Bien que la visite demeure impressionnante et riche d'enseignements, les catophiles, comme sont surnommés les passionnés des carrières et des catacombes, préfèrent emprunter les chemins de traverse. Ces circuits non touristiques sont nombreux... mais dangereux. En témoigne l'expérience, en juin dernier, de deux adolescents qui se sont aventurés et perdus dans le dédale des souterrains avant d'être retrouvés indemnes trois jours plus tard. Ce type de faits divers n'est pas rare puisque les catacombes ont toujours fasciné depuis leur création. Entre rites sataniques, murs graffés, fêtes clandestines et autres divertissements illégaux, la tentation de franchir l'interdit en attire plus d'un.

Les raisons de se plonger dans le Paris des morts sont légion. Yohan*, un catophile confirmé, préfère mettre en garde l'âme aventurière qui sommeille en certains de nous. "Si vous ne connaissez pas quelqu'un dans votre entourage qui peut vous guider là-dessous, oubliez. C'est peine perdue et votre expérience risquerait de très mal se terminer. Les vrais catophiles ne donnent pas d'indication aux touristes qu'ils ne connaissent pas."
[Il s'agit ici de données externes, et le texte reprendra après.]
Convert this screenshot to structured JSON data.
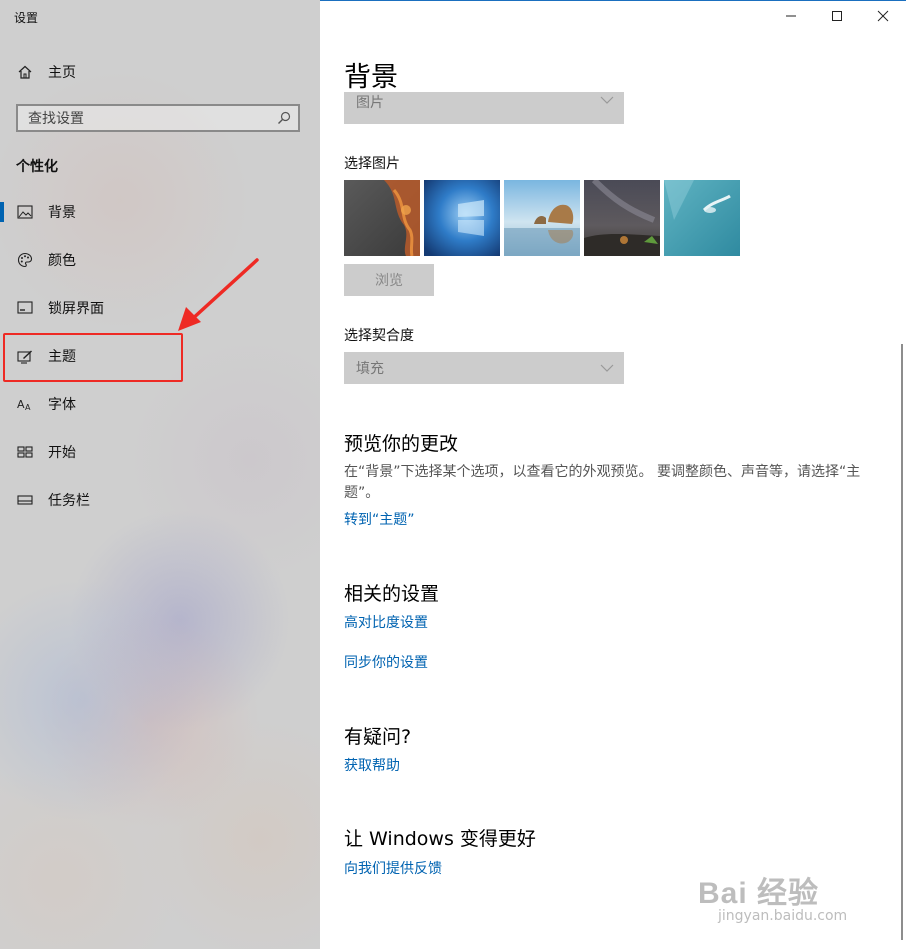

Il aborde aussi quelques petites perles, comme un ancien bunker allemand, une brasserie datant des années 60 ou encore une salle où un château d'un mètre de haut a été sculpté dans la pierre par des artistes. "Il existe bel et bien des lieux hors du temps, sous l'asphalte. Le Château (photo d'illustration de cette partie), La Plage, la salle Z ou encore le bunker allemand aménagé pendant la seconde Guerre Mondiale sous le lycée Montaigne sont de ceux-là. Ils se méritent et sont majoritairement difficiles d'accès."

La plage des catacombes et sa fameuse vague.  Située sous la rue du Père Corentin, elle est connue pour ses nombreuses soirées clandestines.

La plage des catacombes et sa fameuse vague.  Située sous la rue du Père Corentin, elle est connue pour ses nombreuses soirées clandestines.

Il faudra en effet ramper, se baigner dans des eaux croupies, accepter la compagnie indélicate des rats et endurer une marche de plusieurs heures dans des couloirs et tunnels dépourvus de toute lumière. "Un équipement bien spécifique est à prévoir. Il faut être préparé avant de se lancer, sinon la situation pourrait vite dégénérer", termine notre amoureux des carrières parisiennes.

SOURCES:

  1. Site internet des Catacombes de Paris: http://www.catacombes.paris.fr/

  2. Article de Paris Mag, Catacombes, accès interdits, 25 juin 2015: https://www.parismag.fr/catacombes-entr%C3%A9es-acc%C3%A8s-interdits/

  3. Gilles Thomas, Les Catacombes: Histoire du Paris souterrain, Éditions : Le Passage, 2015.

  4. Gilles Thomas, Atlas du Paris souterrain : la doublure sombre de la ville lumière, Éditions Parigramme, 2001.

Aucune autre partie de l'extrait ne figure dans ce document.